Характерной чертой фильмов 1980‐х годов на балетную тему становится присутствие помимо яркого женского — образа мужского. Это балетмейстер или постановщик, который вопреки оказанному доверию и своему изначальному творческому потенциалу на поверку оказывается человеком, лишенным способности к трансформации. Вся жизненная сила в этих фильмах аккумулируется в женщинах. Балерина оказывается проводником и транслятором передовых идей, в то время как мужской персонаж демонстрирует политическую незрелость, инфантильность и эгоизм. Таким героем в картине В. Бунина становится художественный руководитель прежнего Кировского театра и партнер Тропининой по сцене Михаил Михайлович (Аристарх Ливанов), который в итоге сбегает в Швецию, так как, по его словам, в Советской России у него отсутствуют возможности для творческой реализации, а ждать, пока здесь наладится жизнь, сил нет. Он делится переживаниями с Тропининой, рассказывая свой ночной кошмар: «Мне тогда казалось, что наш балет умирает и его место займет клоунада, балаган… Меня скоро забудут, как все временное, со всеми моими безделицами: жар-птицами, петрушками», — и зовет ее с собой в бега.
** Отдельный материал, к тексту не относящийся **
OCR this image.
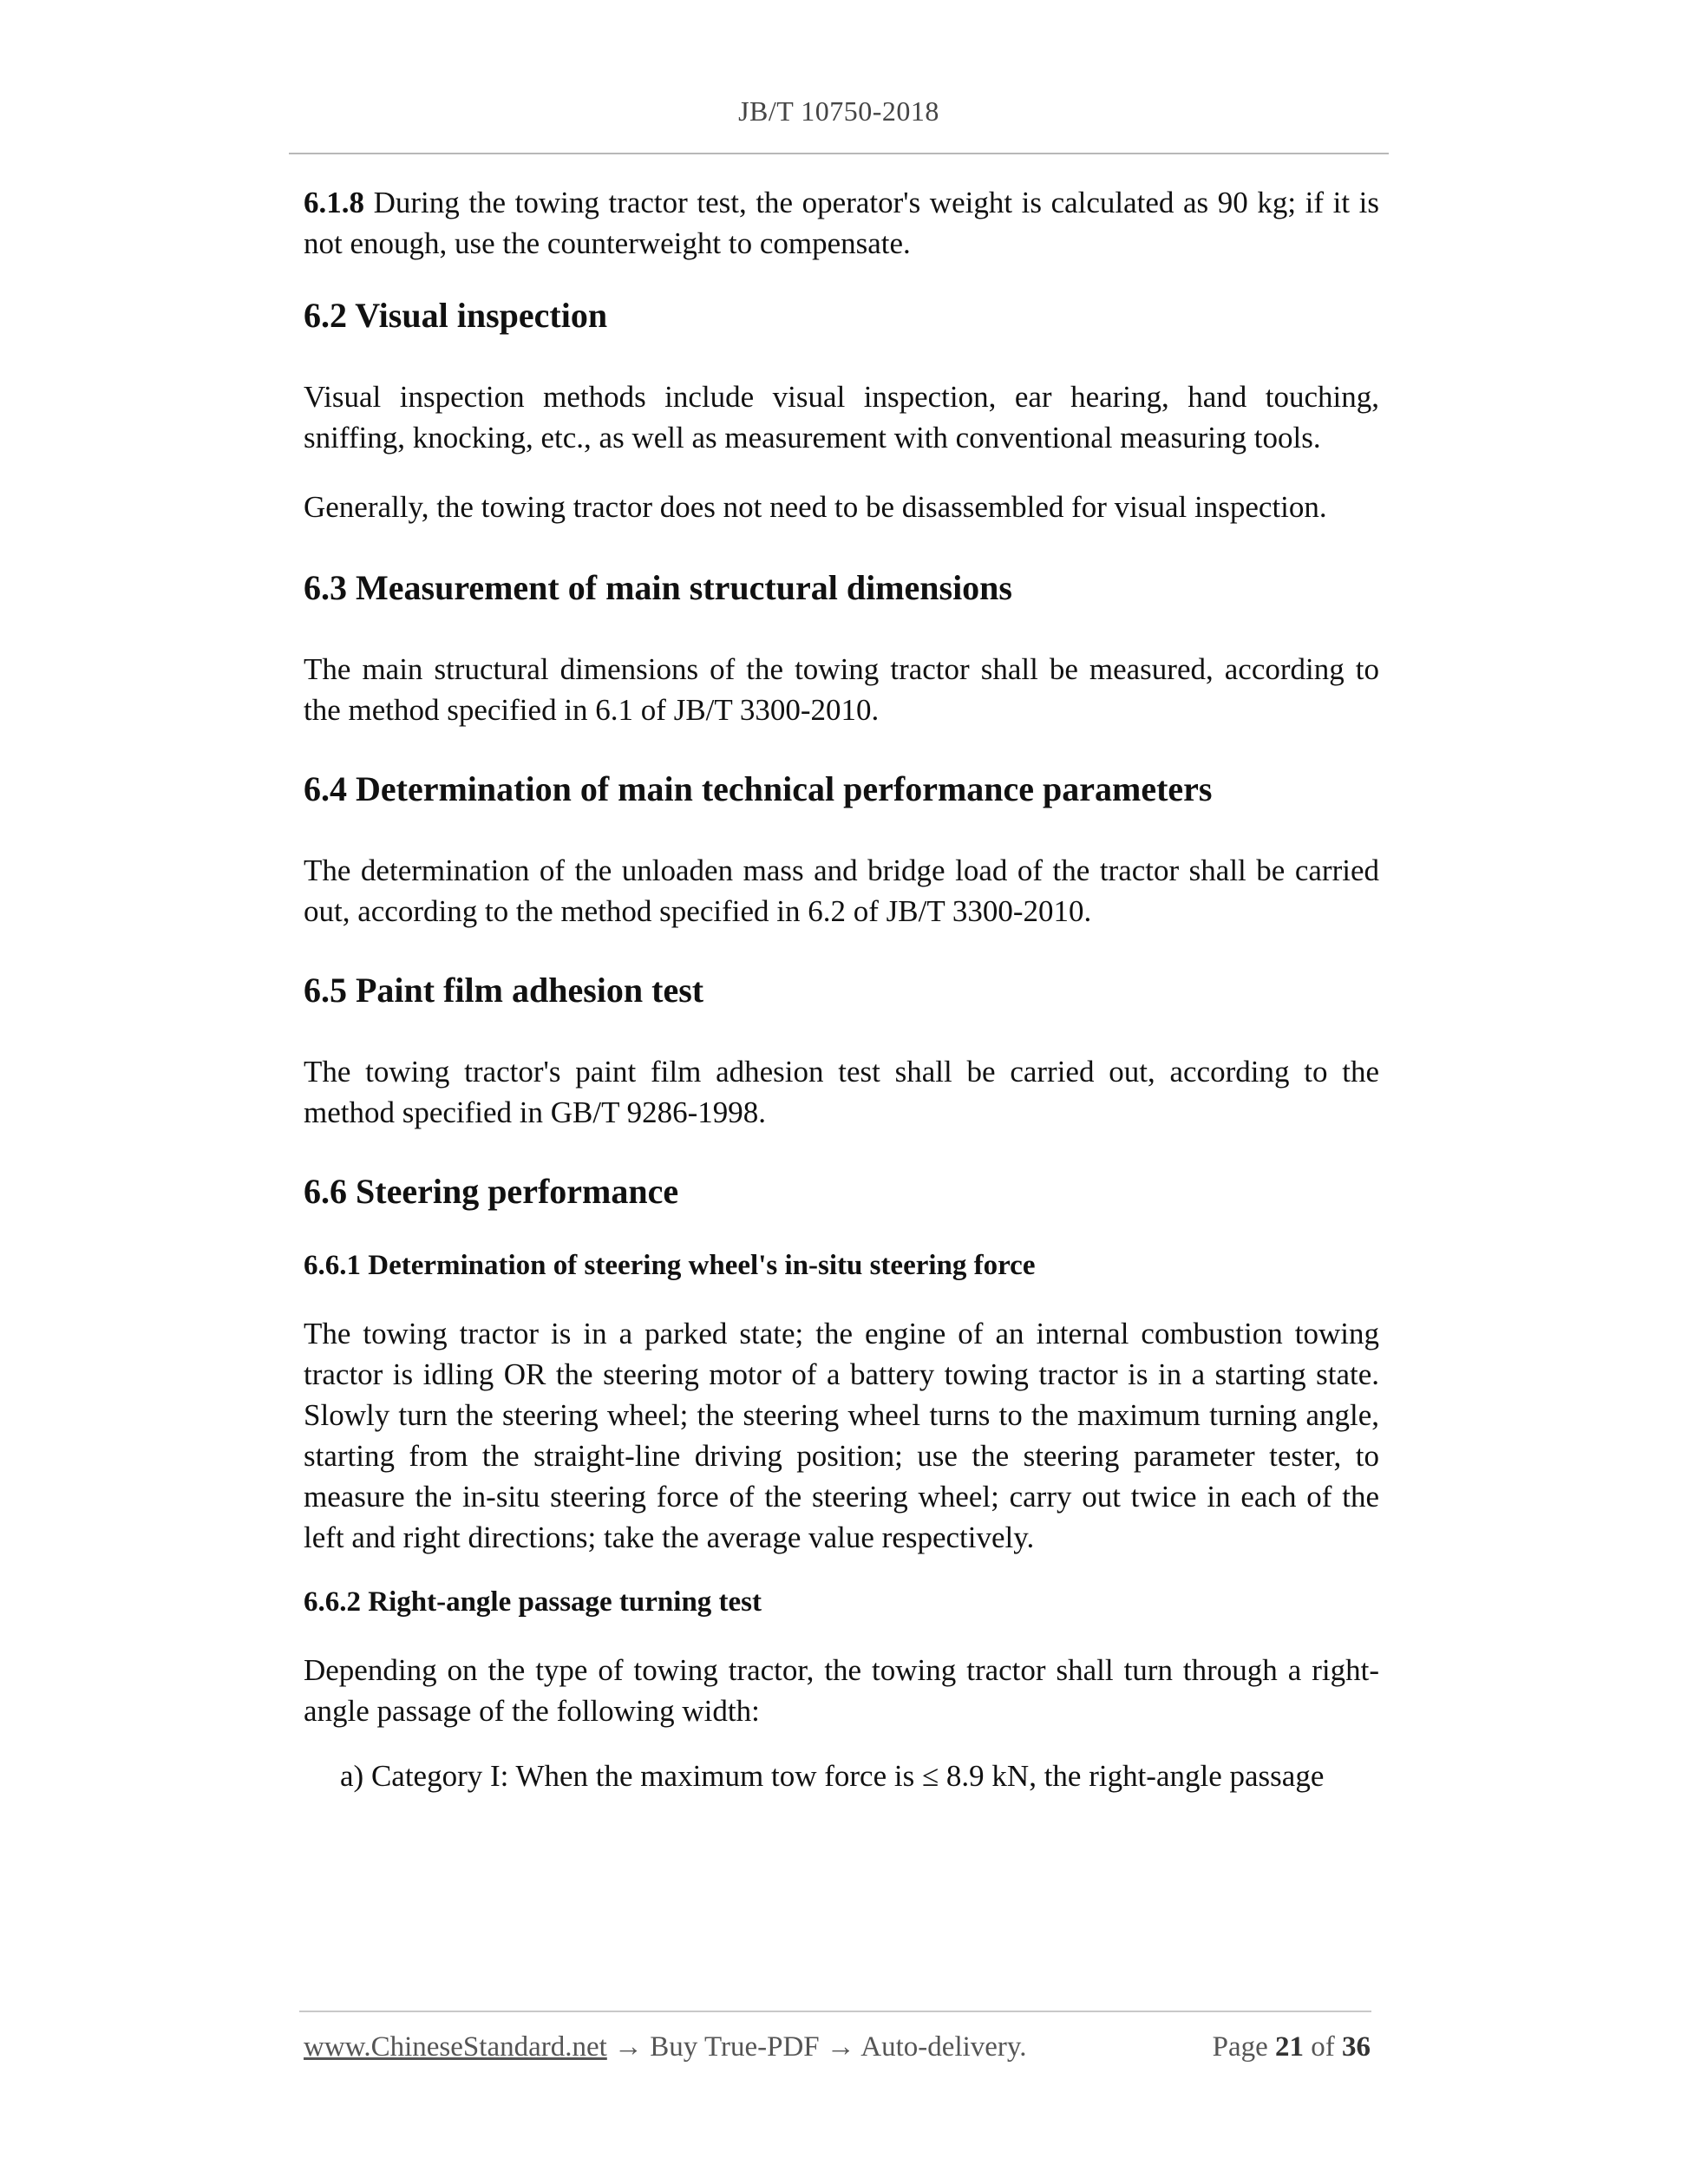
JB/T 10750-2018

6.1.8 During the towing tractor test, the operator's weight is calculated as 90 kg; if it is not enough, use the counterweight to compensate.

6.2 Visual inspection

Visual inspection methods include visual inspection, ear hearing, hand touching, sniffing, knocking, etc., as well as measurement with conventional measuring tools.

Generally, the towing tractor does not need to be disassembled for visual inspection.

6.3 Measurement of main structural dimensions

The main structural dimensions of the towing tractor shall be measured, according to the method specified in 6.1 of JB/T 3300-2010.

6.4 Determination of main technical performance parameters

The determination of the unloaden mass and bridge load of the tractor shall be carried out, according to the method specified in 6.2 of JB/T 3300-2010.

6.5 Paint film adhesion test

The towing tractor's paint film adhesion test shall be carried out, according to the method specified in GB/T 9286-1998.

6.6 Steering performance
6.6.1 Determination of steering wheel's in-situ steering force

The towing tractor is in a parked state; the engine of an internal combustion towing tractor is idling OR the steering motor of a battery towing tractor is in a starting state. Slowly turn the steering wheel; the steering wheel turns to the maximum turning angle, starting from the straight-line driving position; use the steering parameter tester, to measure the in-situ steering force of the steering wheel; carry out twice in each of the left and right directions; take the average value respectively.

6.6.2 Right-angle passage turning test

Depending on the type of towing tractor, the towing tractor shall turn through a right-angle passage of the following width:

a) Category I: When the maximum tow force is ≤ 8.9 kN, the right-angle passage

www.ChineseStandard.net → Buy True-PDF → Auto-delivery.	Page 21 of 36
Однако Елизавета Петровна не поддается на провокацию и остается: «Я плохо разбираюсь в теперешней жизни. Она совсем другая, грубая и непонятная, но пока в ней есть театр…» Не соглашается Тропинина и на уговоры подруги и коллеги по сцене сбежать в Париж.

Никто из ключевых фигур старорежимного театра не поддерживает странное желание Тропининой служить новой власти, их приверженность комфорту и достатку оказывается сильнее любви к искусству. С этим неверием в будущее связан и выбор репертуара для первого постреволюционного представления. Михаил Михайлович: «Для удовлетворения великой культурной потребности нового зрителя пойдет второй акт „Жизели“ в сценах, а для развлечения — „Карнавал“[248], нет, „Арлекинада“[249], попроще, тоже в сценах… Конечно бы, хотелось дать гран-па, скажем, из „Дон Кихота“[250], торжественно и величаво». Его помощник возражает, что на такой финал они в нынешних условиях не наберут людей, однако Михаил Михайлович оставляет этот фрагмент с оговоркой: если что, всегда можно объявить замену.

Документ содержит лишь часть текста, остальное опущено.